Matt Lauer is a Ph.D. student in the Department of Aerospace Engineering under Dr. Phillip Ansell at the University of Illinois Urbana-Champaign. Matt's research has focused on leveraging aerodynamic and aeropropulsive benefits enabled by hydrogen-electric aircraft configurations, in particular on NASA's Center for High-Efficiency Electrical Technologies for Aircraft (CHEETA). His research interests include applied aerodynamics, configuration aerodynamics, multi-disciplinary optimization (MDO), geometric parametrization methods, and aerodynamic tool development.
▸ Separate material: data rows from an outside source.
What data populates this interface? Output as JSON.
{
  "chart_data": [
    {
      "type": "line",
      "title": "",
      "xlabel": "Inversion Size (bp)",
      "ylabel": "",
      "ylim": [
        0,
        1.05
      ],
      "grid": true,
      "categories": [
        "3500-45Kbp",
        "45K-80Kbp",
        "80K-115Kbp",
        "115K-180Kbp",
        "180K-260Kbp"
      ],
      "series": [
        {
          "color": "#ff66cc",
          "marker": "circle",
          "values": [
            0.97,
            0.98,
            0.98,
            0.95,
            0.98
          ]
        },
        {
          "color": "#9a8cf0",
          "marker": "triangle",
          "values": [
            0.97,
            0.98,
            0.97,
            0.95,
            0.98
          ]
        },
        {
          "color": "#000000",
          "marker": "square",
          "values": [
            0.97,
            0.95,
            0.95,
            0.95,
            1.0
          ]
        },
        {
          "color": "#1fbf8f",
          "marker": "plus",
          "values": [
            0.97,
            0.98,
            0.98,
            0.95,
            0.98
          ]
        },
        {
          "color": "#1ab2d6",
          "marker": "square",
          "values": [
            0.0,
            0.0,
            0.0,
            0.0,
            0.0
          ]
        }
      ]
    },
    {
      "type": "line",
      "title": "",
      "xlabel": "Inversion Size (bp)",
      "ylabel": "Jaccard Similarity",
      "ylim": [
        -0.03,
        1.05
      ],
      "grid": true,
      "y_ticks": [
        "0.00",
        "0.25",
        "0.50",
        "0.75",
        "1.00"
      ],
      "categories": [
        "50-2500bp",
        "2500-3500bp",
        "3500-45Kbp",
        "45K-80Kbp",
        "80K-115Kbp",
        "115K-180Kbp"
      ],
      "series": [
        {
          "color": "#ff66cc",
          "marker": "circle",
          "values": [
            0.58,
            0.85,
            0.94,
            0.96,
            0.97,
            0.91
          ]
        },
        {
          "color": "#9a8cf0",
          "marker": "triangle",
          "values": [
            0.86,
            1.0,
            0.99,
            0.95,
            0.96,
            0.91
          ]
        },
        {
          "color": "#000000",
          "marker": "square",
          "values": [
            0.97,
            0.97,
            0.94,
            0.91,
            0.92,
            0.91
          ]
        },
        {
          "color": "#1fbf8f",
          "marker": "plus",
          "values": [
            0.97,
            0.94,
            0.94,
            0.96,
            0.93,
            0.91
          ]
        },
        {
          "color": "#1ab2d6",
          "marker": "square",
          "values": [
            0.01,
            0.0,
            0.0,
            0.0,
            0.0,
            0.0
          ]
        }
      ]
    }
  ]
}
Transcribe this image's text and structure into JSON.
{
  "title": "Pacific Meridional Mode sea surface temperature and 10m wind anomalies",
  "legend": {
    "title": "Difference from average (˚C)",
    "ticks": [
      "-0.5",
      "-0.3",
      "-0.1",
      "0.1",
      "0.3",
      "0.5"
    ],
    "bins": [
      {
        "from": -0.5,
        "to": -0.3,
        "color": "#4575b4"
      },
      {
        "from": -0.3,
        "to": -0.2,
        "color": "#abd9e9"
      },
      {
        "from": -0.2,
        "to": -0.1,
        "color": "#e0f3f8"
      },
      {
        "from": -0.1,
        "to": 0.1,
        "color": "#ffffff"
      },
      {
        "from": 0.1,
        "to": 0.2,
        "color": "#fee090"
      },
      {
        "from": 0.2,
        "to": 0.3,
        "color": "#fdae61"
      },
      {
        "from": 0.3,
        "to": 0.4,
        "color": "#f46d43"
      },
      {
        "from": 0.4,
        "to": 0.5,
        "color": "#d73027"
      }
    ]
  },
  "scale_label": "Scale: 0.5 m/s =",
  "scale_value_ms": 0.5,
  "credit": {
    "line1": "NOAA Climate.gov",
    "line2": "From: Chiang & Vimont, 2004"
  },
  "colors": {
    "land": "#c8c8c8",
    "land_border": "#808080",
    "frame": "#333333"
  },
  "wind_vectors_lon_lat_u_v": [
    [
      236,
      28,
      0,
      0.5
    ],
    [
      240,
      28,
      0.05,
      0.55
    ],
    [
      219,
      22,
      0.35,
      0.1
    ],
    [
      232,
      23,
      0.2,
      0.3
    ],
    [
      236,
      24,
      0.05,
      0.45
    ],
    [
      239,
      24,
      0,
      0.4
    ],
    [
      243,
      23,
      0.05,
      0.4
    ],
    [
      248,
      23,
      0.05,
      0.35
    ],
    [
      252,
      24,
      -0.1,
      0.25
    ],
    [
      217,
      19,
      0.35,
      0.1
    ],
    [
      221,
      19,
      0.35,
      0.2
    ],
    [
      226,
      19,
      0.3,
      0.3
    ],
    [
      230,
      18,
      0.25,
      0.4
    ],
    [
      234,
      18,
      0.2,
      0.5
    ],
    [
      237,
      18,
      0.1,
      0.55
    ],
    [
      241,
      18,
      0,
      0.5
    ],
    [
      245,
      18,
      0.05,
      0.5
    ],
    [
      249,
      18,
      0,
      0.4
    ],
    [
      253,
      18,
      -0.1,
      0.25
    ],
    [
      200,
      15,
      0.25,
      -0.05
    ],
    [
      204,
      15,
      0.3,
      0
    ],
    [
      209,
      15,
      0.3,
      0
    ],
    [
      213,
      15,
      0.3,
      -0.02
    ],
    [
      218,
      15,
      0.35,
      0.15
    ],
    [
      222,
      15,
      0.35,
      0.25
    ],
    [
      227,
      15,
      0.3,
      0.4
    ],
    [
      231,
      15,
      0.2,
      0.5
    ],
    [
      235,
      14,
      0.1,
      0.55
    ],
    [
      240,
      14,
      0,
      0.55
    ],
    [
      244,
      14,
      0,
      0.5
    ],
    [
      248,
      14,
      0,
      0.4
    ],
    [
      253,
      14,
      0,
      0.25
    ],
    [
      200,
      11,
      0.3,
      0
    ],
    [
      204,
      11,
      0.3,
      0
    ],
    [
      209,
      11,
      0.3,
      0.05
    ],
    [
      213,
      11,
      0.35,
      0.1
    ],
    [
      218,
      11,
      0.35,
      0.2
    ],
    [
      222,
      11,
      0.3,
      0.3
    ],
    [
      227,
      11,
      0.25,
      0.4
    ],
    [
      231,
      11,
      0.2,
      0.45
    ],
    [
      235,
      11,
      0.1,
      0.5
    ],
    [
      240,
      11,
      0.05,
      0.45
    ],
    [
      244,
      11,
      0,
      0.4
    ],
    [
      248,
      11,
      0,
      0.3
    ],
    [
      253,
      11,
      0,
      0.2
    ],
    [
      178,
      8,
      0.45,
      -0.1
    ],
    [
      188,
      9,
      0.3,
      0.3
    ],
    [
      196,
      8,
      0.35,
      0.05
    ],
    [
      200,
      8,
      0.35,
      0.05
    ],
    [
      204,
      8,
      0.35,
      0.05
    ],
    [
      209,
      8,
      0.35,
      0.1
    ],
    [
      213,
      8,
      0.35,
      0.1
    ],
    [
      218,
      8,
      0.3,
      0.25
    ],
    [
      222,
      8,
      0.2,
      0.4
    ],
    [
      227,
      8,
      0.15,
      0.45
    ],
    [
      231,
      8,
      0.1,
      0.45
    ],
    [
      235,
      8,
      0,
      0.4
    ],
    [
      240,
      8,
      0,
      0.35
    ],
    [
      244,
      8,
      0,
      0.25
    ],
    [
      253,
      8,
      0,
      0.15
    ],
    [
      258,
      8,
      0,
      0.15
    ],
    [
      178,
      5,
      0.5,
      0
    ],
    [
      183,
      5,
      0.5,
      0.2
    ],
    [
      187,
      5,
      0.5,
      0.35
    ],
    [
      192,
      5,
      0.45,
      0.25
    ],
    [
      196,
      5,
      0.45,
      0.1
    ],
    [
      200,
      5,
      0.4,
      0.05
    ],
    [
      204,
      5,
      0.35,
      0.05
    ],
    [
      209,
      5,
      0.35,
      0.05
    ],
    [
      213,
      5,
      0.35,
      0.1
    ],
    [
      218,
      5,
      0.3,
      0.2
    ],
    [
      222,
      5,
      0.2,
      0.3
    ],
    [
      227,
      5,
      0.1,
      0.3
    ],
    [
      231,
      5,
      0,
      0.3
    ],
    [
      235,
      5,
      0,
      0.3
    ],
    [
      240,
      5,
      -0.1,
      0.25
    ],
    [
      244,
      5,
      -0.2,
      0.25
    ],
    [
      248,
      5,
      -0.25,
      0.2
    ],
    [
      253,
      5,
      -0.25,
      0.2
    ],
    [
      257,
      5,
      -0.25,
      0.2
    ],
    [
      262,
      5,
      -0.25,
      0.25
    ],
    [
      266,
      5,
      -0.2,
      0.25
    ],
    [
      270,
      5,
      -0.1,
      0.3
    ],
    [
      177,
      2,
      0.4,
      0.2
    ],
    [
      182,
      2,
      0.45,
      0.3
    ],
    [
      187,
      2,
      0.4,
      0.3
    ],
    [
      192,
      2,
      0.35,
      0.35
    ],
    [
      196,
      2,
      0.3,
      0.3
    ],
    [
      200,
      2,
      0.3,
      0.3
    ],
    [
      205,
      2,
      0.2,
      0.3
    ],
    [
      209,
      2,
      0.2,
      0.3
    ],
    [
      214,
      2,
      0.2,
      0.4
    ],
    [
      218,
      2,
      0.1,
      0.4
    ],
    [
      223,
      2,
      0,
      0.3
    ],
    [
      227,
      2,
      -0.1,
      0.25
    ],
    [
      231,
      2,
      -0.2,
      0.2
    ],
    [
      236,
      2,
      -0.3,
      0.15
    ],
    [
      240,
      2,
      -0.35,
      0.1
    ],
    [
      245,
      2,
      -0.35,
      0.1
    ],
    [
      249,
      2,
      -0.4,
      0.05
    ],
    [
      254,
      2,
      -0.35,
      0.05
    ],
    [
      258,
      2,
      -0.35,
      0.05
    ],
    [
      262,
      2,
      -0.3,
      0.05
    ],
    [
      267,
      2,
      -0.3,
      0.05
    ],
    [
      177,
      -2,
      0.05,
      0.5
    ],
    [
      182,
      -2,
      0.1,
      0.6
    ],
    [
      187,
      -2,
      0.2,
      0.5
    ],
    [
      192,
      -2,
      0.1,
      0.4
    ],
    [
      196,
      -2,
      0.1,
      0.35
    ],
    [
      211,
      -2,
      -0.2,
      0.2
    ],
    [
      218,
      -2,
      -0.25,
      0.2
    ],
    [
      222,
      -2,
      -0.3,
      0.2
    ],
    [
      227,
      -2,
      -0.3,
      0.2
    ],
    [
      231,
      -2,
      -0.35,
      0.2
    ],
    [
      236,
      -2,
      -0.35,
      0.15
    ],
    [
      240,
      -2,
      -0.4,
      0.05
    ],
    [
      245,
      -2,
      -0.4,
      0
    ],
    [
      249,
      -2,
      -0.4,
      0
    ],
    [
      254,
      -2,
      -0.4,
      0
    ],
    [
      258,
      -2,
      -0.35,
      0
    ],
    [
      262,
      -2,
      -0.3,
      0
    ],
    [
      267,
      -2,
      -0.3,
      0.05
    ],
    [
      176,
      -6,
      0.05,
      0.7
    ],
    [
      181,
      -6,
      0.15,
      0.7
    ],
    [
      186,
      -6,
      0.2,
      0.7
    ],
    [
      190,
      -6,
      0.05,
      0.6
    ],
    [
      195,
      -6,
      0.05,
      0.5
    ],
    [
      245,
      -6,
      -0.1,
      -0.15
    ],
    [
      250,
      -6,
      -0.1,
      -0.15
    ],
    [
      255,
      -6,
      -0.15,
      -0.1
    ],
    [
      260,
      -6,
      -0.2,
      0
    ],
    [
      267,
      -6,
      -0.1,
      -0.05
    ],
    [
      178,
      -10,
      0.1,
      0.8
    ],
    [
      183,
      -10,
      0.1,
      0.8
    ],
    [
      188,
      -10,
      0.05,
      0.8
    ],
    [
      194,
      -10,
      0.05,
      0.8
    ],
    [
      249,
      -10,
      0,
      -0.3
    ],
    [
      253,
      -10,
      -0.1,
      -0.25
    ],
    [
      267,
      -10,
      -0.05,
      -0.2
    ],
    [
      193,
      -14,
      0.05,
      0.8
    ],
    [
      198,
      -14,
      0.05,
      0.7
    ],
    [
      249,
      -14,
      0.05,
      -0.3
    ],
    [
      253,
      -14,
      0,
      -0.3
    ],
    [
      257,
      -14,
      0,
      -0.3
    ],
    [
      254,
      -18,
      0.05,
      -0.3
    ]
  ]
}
To leverage the full aerodynamic benefit of propulsion integration, a coupled aerodynamics-propulsion system optimization can be performed. In this study, both the aerodynamic drag and the mechanical flow power were used as performance characteristics to be minimized. See [2] for the original approach to this problem. A Journal of Aircraft article is in progress!
To facilitate fast changes to geometric parametrizations of multi-element airfoil systems, pymead was created. This tool allows for direct interaction with Bézier control points that define the airfoil systems. Equations can be added to create inter- and intra-airfoil constraints, and these equations are linked dynamically in the GUI to the airfoil visualizer. This tool also has built-in support for both XFOIL and MSES, with aerodynamic analyses able to be run with just a couple clicks or a keyboard shortcut. A genetic-algorithm-based optimization scheme is another feature in pymead that allows for design improvements with no intermediate user action required.